Caminábamos sobre el adoquín caliente, caliente por el sol del medio día que azotaba desde hace un buen rato. A pesar de la larga caminata, para llegar a la plazuela bohemia del centro de la ciudad, los pies no se sentían agobiados pues la esperanza de encontrar artefactos curiosos a buen precio era mayor para nosotras.
Una vez en la plazuela empezamos a entrar en cada bazar que encontrábamos y veíamos con cuidado cada pieza rota, sucia, golpeada por los años, que tenían en sus estantes mal acomodados y atiborrados de viejas atrocidades.
Así estuvimos un buen rato hasta que, por falta de tiempo más que de compromiso, decidimos dejar al azar una última visita. De la nada vimos una tienda que llamó nuestra atención al instante, más por mortificación que por admiración. Estaba atosigada de cosas y cachivaches en exceso. Era casi absurda la cantidad de tonterías viejas, pues no podían recibir el nombre de antigüedad, ya que dicha palabra lleva entre líneas una connotación que hace alegoría a la elegancia de otros espacios temporales, que acumulaban sus paredes mal pintadas. Cosas oxidadas, muñecas sin cabeza, sin miembros, sin ojos.
Pero, a pesar de todo ese espectáculo de horror, algo nos llamaba, algo nos incitaba a entrar y explorar y…
Decidimos dar unos pasos para poder echar un pequeño y rápido vistazo al interior. Dimos unos pasos y entre más nos adentrábamos más cosas terroríficas encontrábamos pero, como abejas a la miel, seguíamos introduciéndonos a ese local hediondo poco a poco.
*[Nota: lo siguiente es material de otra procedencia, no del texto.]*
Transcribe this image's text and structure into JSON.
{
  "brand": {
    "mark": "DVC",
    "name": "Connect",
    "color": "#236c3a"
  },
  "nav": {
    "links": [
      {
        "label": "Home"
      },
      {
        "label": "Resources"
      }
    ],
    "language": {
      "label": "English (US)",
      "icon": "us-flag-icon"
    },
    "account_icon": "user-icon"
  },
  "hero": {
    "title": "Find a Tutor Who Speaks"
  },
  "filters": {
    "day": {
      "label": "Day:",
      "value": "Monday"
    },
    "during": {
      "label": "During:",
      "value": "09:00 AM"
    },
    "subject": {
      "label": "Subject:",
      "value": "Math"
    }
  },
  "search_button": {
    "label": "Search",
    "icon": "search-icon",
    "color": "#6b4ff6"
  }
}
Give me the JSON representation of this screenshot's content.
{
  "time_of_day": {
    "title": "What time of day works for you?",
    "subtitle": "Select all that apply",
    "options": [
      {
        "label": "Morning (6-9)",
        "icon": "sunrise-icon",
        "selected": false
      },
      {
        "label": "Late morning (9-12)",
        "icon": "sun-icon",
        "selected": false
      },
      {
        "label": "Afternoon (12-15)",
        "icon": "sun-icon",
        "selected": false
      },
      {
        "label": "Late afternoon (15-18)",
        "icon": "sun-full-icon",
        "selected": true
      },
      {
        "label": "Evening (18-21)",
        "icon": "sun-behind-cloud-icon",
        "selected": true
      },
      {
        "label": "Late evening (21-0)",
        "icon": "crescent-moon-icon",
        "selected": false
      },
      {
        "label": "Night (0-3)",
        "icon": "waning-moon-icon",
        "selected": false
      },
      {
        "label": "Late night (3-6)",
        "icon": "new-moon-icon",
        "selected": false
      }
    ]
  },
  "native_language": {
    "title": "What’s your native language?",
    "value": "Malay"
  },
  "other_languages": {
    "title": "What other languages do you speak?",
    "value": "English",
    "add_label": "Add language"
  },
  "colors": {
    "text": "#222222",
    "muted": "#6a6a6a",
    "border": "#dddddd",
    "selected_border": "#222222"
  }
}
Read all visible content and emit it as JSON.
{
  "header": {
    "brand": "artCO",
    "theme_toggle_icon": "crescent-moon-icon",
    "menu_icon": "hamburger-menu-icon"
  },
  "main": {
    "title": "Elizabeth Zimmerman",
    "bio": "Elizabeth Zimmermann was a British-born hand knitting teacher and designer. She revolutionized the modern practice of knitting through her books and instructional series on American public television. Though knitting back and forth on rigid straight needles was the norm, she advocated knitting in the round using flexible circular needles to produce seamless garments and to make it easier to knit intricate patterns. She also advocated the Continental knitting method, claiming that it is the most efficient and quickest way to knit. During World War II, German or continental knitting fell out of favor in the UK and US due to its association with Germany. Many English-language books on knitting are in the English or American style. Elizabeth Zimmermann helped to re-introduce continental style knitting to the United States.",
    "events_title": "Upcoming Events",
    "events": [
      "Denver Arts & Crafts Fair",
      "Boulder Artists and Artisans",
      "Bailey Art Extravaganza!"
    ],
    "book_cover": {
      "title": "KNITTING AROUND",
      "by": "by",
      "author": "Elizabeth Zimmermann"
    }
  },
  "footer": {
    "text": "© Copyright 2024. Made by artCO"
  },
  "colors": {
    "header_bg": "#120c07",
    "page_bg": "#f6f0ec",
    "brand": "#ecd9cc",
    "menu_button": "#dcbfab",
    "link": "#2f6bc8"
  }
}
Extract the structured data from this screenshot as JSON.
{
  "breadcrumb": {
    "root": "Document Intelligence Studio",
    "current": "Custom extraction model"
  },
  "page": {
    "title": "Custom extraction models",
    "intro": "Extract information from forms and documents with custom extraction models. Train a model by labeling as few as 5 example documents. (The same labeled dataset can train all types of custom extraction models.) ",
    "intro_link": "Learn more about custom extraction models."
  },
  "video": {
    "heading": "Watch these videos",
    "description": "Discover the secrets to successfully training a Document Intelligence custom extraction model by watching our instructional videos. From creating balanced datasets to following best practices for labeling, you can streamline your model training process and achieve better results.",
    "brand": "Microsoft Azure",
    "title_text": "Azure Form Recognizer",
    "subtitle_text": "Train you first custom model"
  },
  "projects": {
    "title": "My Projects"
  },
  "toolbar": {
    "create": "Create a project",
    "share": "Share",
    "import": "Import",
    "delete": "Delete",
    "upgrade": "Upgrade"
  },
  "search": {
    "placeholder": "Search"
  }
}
Llego el punto donde estábamos tan adentro que no nos quedaba espacio para movernos o para ir juntas, todo estaba húmedo, con muñecas y juguetes viejos incrustados en las paredes, mismas que estaban a centímetros de nuestros brazos, no recordábamos en qué momento ese local se estrechó al punto de convertirse en un túnel, parecido a las catacumbas parisinas, que no presentaba salida o entrada aparente.
Nos quedamos inmóviles un buen rato, toda esa magia sucia atrayente del lugar se había esfumado y el miedo comenzaba a infundirse en nosotras. ‘¿Qué hacemos aquí? ¿Dónde estamos? ¿Qué es esto?’ las preguntas empezaron a llegar como truenos, como si nuestra mente se hubiera quedado hermética por fuerzas superiores desde la entrada del local hasta este punto. No recordábamos nada, comenzamos a sollozar y pedir socorro a gritos desgarradores.
A lo lejos se empezó a ver una luz en lo que supusimos era la salida, la luz se hacía cada vez más grande y entre mayor tamaño adquiría más se apreciaba la figurilla escuálida que la sostenía. Era algo así como un anciano, o por lo menos eso supusimos por la voz rasposa y acartonada que expulsaba mientras murmuraba cosas que no lográbamos entender del todo.
La figurilla caminaba y caminaba, igual que nosotras, pero nunca se logró acercar lo suficiente, era una caminata eterna, estábamos condenadas ¿Condenadas? ¿Por qué? ¿Nosotras? Empezamos a desesperarnos y el ataque de pánico regresaba. El aire se estaba agotando y la figurilla se convertía en una idea absurda de esperanza estúpida. Nunca lograríamos salir de ahí. Eso es seguro.